A group of fraternity boys decide to go into the mutant territory and kidnap one of the mutants as a prank. They are inadvertently framed for the murder of the mutant leader and are hunted through the abandoned buildings and dark streets by the crazed Splatter and his gang.

==Cast==
- Edwin Neal as Splatter
- Marilyn Burns as Dorothy Grim
- Gabriel Folse as Paul
- Wade Reese as Steve
- Barton Faulks as Tom
- Rob Rowley as Jay
- Craig Kanne as Clint
- Jeffrey Scott as George
- Alice Villarreal as Julie
- Doug Davis as Eddie Pain
- Bruce Falke as Really Cool Frat

==Production==
Ronald W. Moore initially wrote the film with partners John Best and Kathy Hagan under the title Splatter but changed it to Future-Kill in order to avoid confusion with Splatter University and because he wanted to avoid the misconception blood and gore were the main selling point.

Moore then took the project to Texas business man Don Barker who was sold on the film's low budget as well as the presence of Edwin Neal and Marilyn Burns from the hit The Texas Chain Saw Massacre. The initial filming was done in August 1983 in various parts of Austin, Texas, while the effects shots done in February 1984 totaling about six and half weeks of shooting.
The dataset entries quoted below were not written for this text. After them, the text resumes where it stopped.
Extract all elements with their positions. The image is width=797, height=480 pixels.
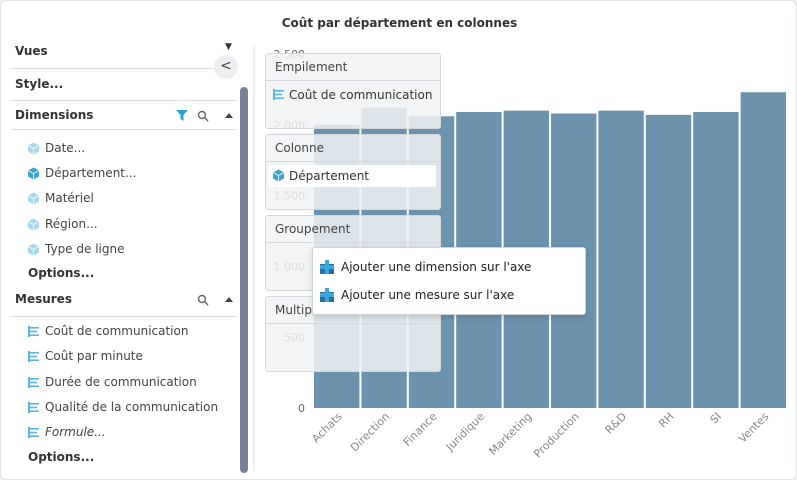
separator — [11, 129, 236, 130]
cube-icon — [27, 218, 40, 231]
drop-zone-line — [266, 80, 440, 81]
measure-icon — [28, 351, 39, 363]
x-tick-label: SI — [708, 410, 724, 426]
dimension-item[interactable]: Région... — [45, 216, 98, 231]
drop-zone-line — [266, 323, 440, 324]
measures-title: Mesures — [15, 292, 72, 306]
bar — [645, 114, 692, 408]
x-tick-label: Juridique — [443, 410, 487, 454]
plus-icon — [320, 260, 334, 274]
drop-zone-line — [266, 242, 440, 243]
dimension-item[interactable]: Département... — [45, 166, 137, 181]
measure-icon — [273, 89, 284, 100]
menu-item[interactable]: Ajouter une dimension sur l'axe — [341, 260, 532, 274]
context-menu: Ajouter une dimension sur l'axe Ajouter u… — [312, 247, 586, 315]
cube-icon — [272, 169, 285, 182]
dimension-item[interactable]: Date... — [45, 141, 86, 155]
measure-item[interactable]: Qualité de la communication — [45, 399, 219, 414]
drop-zone[interactable]: Empilement Coût de communication — [265, 53, 441, 129]
cube-icon — [27, 243, 40, 256]
x-tick-label: Marketing — [486, 410, 534, 458]
x-tick-label: Production — [531, 410, 582, 461]
x-tick-label: Finance — [401, 410, 440, 449]
measure-item[interactable]: Formule... — [45, 425, 106, 440]
title: Coût par département en colonnes — [281, 16, 518, 30]
cube-icon — [27, 142, 40, 155]
measure-tools[interactable] — [196, 293, 236, 307]
options[interactable]: Options... — [28, 450, 95, 464]
dimension-item[interactable]: Matériel — [45, 191, 94, 206]
drop-zone-title: Colonne — [275, 141, 324, 155]
x-tick-label: RH — [656, 410, 676, 430]
dimension-tools[interactable] — [176, 109, 236, 123]
separator — [11, 100, 236, 101]
scrollbar[interactable] — [240, 87, 248, 473]
y-tick-label: 0 — [298, 402, 305, 415]
drop-zone-title: Empilement — [275, 60, 348, 74]
bar — [740, 92, 786, 409]
drop-zone-item[interactable]: Coût de communication — [268, 84, 436, 106]
dimension-item[interactable]: Type de ligne — [45, 241, 125, 256]
cube-icon — [27, 167, 40, 180]
measure-icon — [28, 376, 39, 388]
drop-zone-title: Groupement — [275, 222, 351, 236]
plus-icon — [320, 288, 334, 302]
drop-zone-item-label: Coût de communication — [289, 88, 433, 102]
arrow[interactable]: ▼ — [225, 42, 232, 52]
collapse-button[interactable]: < — [214, 55, 238, 79]
drop-zone-item-label: Département — [289, 169, 369, 183]
drop-zone[interactable]: Colonne Département — [265, 134, 441, 210]
drop-zone-line — [266, 161, 440, 162]
dimensions-title: Dimensions — [15, 108, 94, 122]
style[interactable]: Style... — [15, 77, 64, 91]
bar — [693, 112, 739, 408]
bar — [598, 110, 644, 408]
separator — [11, 316, 236, 317]
cube-icon — [27, 192, 40, 205]
measure-item[interactable]: Durée de communication — [45, 374, 197, 389]
menu-item[interactable]: Ajouter une mesure sur l'axe — [341, 288, 515, 302]
x-tick-label: R&D — [603, 410, 630, 437]
x-tick-label: Ventes — [736, 410, 772, 446]
separator — [11, 68, 236, 69]
measure-item[interactable]: Coût par minute — [45, 349, 143, 364]
measure-icon — [28, 326, 39, 337]
views[interactable]: Vues — [15, 44, 48, 58]
x-tick-label: Direction — [348, 410, 392, 454]
options[interactable]: Options... — [28, 266, 95, 280]
drop-zone-item[interactable]: Département — [268, 165, 436, 187]
measure-icon — [28, 427, 39, 439]
x-tick-label: Achats — [309, 410, 345, 446]
measure-icon — [28, 401, 39, 413]
measure-item[interactable]: Coût de communication — [45, 324, 189, 338]
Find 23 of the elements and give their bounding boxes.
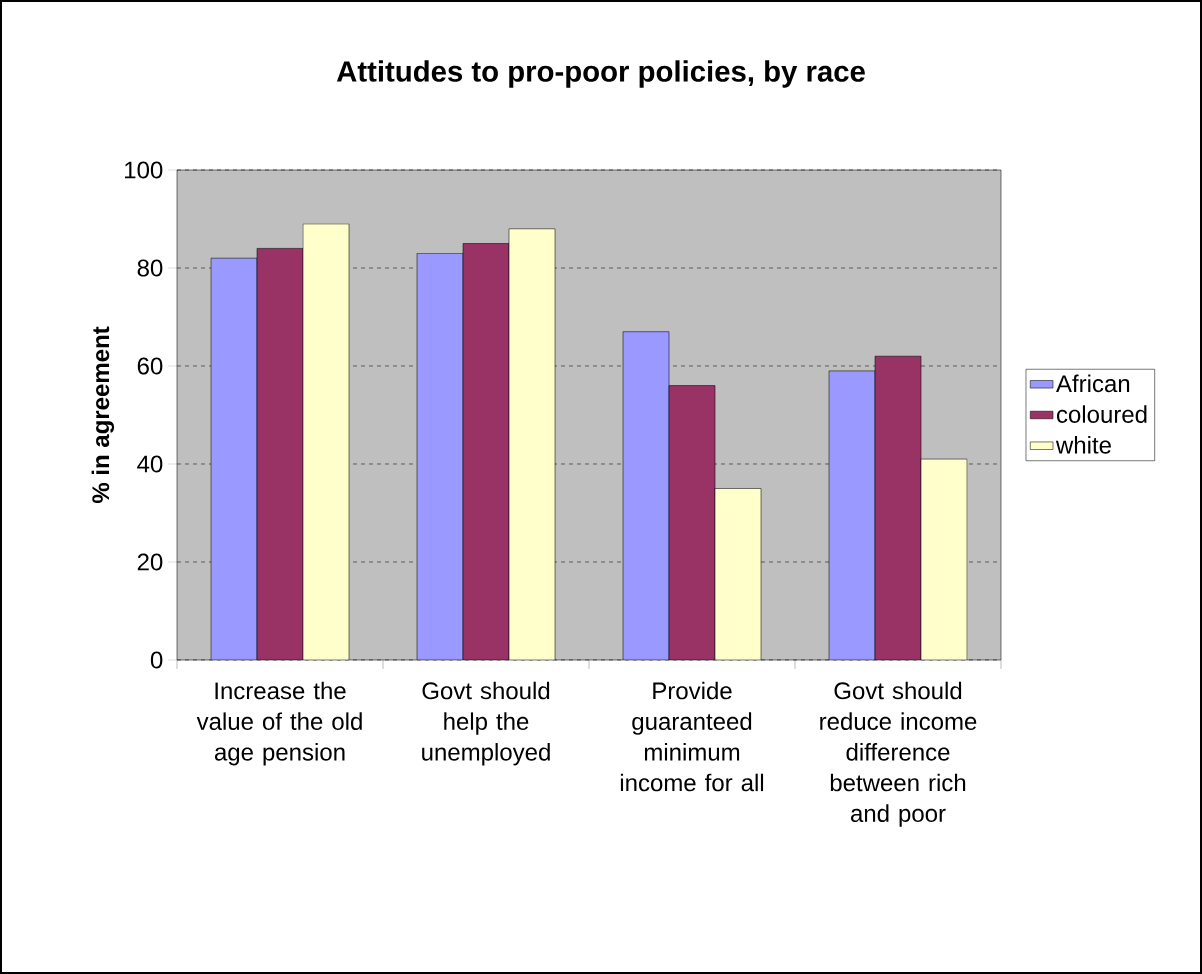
x-tick-label: Increase the value of the old age pension [196, 681, 362, 766]
bar [462, 243, 510, 660]
x-tick-label: Provide guaranteed minimum income for all [620, 681, 764, 792]
y-tick-label: 80 [137, 259, 163, 277]
legend-label: white [1055, 436, 1111, 454]
y-axis-title: % in agreement [91, 326, 115, 504]
y-tick-label: 0 [150, 651, 163, 669]
y-tick-label: 60 [137, 357, 163, 375]
x-tick-label: Govt should reduce income difference between rich and poor [820, 681, 977, 827]
bar [210, 257, 258, 660]
legend-label: coloured [1056, 405, 1147, 423]
bar [874, 355, 922, 660]
bar [622, 331, 670, 660]
bar [668, 385, 716, 660]
y-tick-label: 40 [137, 455, 163, 473]
y-tick-label: 20 [137, 553, 163, 571]
legend-label: African [1056, 374, 1130, 393]
x-tick-label: Govt should help the unemployed [422, 681, 550, 766]
chart-title: Attitudes to pro-poor policies, by race [336, 60, 865, 88]
bar [416, 253, 464, 660]
bar [256, 248, 304, 660]
bar [828, 370, 876, 660]
y-tick-label: 100 [125, 161, 163, 179]
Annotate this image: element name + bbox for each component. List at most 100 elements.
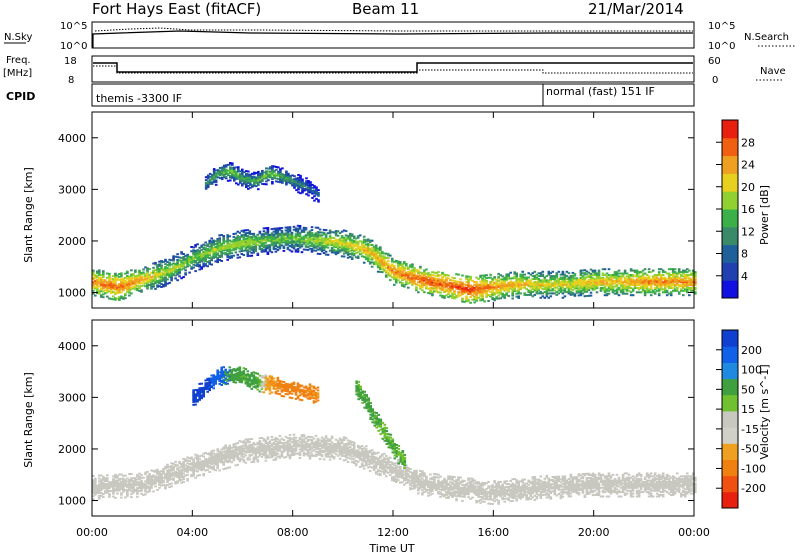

The film was shot using a Panavision camera and lens on 35mm film, with an aspect ratio of 1.85:1.

==Reception==
Critical reception for the film has been mixed to negative. Allmovie gave the film a mixed review stating, "Filled with all sorts of anti-nuclear mumbo jumbo bred straight out of the Cold War Reagan era, Future Kill is slightly interesting for its relative place in history, but better viewed as '80s trash cinema whose long life on home video spawned more memories of its box art than anything else."
Felix Vasquez Jr. from Cinema Crazed gave the film a negative review calling the film, "immensely dated and standard science fiction punk flick from the era of leather jackets and Mohawks".
TV Guide awarded the film 2 out of 4 stars stating that it "serve[d] no purpose but to sate juvenile blood lust and to take people's money".

==Home media==
The film was released on DVD by Subversive Cinema on October 31, 2006, in widescreen formatting and included a "Making of" featurette, full length commentary by the director Ronald Moore and the producer/star Edwin Neal, cast and crew biographies and a reproduction of Giger's original artwork.